Il y a de la guerre dans son fait, du Voltaire encore; c’est la ville reprise d’assaut sur Voltaire, à la pointe de l’épée du gentilhomme9.» Faguet concluait ainsi à propos de De Maistre: «C’est l’esprit du XVIIIe siècle contre les idées du XVIIIe siècle10.» Comme négateur du discours révolutionnaire, le contre-révolutionnaire recourt à la même rhétorique politique moderne: dans la propagande, Rivarol parle comme Voltaire.

 

La contre-révolution commence avec l’intention de rétablir la tradition de la monarchie absolue, mais elle devient bientôt la représentation de la minorité politique en face de la majorité, et elle s’engage dans la compétition constitutionnelle.

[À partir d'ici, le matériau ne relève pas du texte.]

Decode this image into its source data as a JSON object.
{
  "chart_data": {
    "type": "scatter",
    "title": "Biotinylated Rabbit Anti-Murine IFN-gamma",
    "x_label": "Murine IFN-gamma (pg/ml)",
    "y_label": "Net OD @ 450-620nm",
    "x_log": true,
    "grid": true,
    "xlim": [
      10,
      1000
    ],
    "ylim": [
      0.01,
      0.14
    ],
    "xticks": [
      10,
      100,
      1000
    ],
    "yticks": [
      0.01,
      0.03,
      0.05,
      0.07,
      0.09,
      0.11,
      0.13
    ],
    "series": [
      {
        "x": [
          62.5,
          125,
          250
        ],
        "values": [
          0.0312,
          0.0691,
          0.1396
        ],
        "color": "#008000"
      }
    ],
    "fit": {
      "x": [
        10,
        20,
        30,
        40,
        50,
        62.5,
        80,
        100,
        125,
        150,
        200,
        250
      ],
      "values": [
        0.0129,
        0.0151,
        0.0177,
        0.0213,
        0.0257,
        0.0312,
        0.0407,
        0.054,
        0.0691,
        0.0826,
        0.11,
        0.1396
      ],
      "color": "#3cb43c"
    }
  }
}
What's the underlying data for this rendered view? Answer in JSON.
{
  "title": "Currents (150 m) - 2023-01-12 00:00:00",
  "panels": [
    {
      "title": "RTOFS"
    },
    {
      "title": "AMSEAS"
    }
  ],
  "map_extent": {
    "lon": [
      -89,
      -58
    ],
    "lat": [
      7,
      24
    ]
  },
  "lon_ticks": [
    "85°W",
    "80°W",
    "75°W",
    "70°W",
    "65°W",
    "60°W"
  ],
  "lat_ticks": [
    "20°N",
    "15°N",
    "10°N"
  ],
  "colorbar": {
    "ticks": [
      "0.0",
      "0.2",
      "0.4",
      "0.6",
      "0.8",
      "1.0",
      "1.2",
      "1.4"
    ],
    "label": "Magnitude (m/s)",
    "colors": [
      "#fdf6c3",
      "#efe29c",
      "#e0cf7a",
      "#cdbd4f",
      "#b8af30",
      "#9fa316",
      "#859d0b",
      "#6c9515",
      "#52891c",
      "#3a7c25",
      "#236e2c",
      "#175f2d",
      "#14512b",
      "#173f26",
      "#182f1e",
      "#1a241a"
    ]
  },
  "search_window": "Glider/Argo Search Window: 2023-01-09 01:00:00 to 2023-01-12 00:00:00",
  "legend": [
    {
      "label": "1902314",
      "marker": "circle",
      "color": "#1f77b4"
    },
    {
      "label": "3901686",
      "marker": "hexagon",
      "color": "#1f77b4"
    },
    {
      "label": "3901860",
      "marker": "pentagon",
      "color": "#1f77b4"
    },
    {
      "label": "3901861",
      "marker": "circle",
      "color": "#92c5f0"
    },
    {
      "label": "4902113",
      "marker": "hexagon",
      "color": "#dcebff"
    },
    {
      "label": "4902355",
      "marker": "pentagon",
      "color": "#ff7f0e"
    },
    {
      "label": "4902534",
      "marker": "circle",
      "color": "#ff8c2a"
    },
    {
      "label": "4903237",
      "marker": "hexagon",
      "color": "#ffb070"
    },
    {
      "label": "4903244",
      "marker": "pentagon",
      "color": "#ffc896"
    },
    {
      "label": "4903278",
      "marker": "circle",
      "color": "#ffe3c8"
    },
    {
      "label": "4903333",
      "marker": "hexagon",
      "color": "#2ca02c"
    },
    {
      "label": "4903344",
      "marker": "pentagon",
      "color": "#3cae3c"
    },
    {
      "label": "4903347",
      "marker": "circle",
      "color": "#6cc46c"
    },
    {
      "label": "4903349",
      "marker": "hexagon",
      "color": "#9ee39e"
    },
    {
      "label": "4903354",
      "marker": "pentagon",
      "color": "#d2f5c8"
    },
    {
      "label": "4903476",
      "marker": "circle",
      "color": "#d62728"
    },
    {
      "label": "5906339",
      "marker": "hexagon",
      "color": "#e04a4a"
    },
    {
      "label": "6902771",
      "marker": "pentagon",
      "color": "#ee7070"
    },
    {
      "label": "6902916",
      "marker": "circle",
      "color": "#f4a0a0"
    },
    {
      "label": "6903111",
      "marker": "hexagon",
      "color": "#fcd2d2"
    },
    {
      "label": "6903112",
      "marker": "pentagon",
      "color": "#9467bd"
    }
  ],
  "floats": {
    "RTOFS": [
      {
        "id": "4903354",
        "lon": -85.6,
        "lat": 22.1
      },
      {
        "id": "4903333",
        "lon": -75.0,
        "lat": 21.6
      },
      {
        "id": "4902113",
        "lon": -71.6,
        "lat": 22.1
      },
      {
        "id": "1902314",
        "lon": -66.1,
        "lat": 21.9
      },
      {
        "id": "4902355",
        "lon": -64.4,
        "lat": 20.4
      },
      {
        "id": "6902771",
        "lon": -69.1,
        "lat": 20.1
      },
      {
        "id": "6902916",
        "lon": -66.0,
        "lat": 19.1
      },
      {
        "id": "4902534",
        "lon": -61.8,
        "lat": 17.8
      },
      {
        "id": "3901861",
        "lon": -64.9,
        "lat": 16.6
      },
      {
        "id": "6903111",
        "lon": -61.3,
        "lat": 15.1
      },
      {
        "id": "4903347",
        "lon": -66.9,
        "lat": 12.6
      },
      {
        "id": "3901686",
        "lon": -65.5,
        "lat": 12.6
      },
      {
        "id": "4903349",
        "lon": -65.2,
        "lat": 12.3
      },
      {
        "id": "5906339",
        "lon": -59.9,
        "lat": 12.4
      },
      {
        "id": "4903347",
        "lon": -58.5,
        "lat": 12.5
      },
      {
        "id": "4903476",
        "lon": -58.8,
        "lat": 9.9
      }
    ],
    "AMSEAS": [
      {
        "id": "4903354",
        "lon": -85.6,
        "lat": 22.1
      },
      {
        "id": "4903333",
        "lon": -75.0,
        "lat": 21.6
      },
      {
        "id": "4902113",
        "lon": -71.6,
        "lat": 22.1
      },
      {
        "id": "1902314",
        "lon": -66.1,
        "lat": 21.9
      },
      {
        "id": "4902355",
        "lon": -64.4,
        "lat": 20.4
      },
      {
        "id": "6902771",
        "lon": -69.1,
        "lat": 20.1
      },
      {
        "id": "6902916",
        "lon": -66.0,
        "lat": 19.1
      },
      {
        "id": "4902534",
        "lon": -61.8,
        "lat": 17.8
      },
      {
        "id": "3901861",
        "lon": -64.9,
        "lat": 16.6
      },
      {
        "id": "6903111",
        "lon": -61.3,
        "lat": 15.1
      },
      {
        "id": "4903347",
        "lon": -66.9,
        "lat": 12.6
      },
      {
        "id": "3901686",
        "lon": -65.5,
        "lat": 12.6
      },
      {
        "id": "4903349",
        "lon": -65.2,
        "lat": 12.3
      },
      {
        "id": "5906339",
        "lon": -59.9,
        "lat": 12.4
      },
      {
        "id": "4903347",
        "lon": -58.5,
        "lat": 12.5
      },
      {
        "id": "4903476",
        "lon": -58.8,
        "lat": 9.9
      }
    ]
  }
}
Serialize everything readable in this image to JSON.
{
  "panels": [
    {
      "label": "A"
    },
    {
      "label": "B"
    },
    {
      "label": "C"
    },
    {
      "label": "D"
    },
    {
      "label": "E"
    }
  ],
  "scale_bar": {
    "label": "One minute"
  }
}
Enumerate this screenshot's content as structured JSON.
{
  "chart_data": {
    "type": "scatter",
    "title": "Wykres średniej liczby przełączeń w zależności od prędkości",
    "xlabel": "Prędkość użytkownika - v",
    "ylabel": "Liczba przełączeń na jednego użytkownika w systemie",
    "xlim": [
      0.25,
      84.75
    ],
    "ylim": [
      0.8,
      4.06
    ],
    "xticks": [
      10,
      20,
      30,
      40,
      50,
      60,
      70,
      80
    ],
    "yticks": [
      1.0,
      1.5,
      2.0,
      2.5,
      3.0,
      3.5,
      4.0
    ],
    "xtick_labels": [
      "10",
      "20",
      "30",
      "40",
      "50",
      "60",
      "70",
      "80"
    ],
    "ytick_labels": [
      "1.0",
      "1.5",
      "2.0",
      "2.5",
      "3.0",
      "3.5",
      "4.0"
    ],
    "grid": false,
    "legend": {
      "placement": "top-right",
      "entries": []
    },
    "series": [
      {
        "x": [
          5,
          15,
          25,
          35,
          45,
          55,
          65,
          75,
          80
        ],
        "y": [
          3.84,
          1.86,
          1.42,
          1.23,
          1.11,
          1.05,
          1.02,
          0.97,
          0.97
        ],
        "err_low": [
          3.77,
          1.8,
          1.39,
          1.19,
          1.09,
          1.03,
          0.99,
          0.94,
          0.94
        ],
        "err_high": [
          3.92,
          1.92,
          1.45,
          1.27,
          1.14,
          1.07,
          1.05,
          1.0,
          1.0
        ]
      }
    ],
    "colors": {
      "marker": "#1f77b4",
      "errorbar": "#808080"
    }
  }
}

La contre-révolution oscille entre le refus pur et simple, et l’engagement, qui la porte fatalement sur le terrain de l’adversaire.
Troisième trait, une distinction devrait être faite entre contre-révolution et antirévolution. L’antirévolution désigne l’ensemble des forces qui résistent à la Révolution, tandis que la contre-révolution suppose une théorie de la Révolution. Dès lors, suivant la distinction entre l’antirévolution et la contre-révolution, ce sont moins les antimodernes qui nous intéressent (l’ensemble des forces qui s’opposent au moderne), que ceux qu’il conviendrait plutôt de nommer les contre-modernes, parce que leur réaction se fonde sur une pensée du moderne.

 

Mais le terme n’est pas heureux: les contre-modernes. C’est pourquoi nous continuerons à parler des antimodernes, tout en gardant à l’esprit cette précision: les antimodernes ne sont pas n’importe quels adversaires du moderne,
mais bien les penseurs du moderne, ses théoriciens.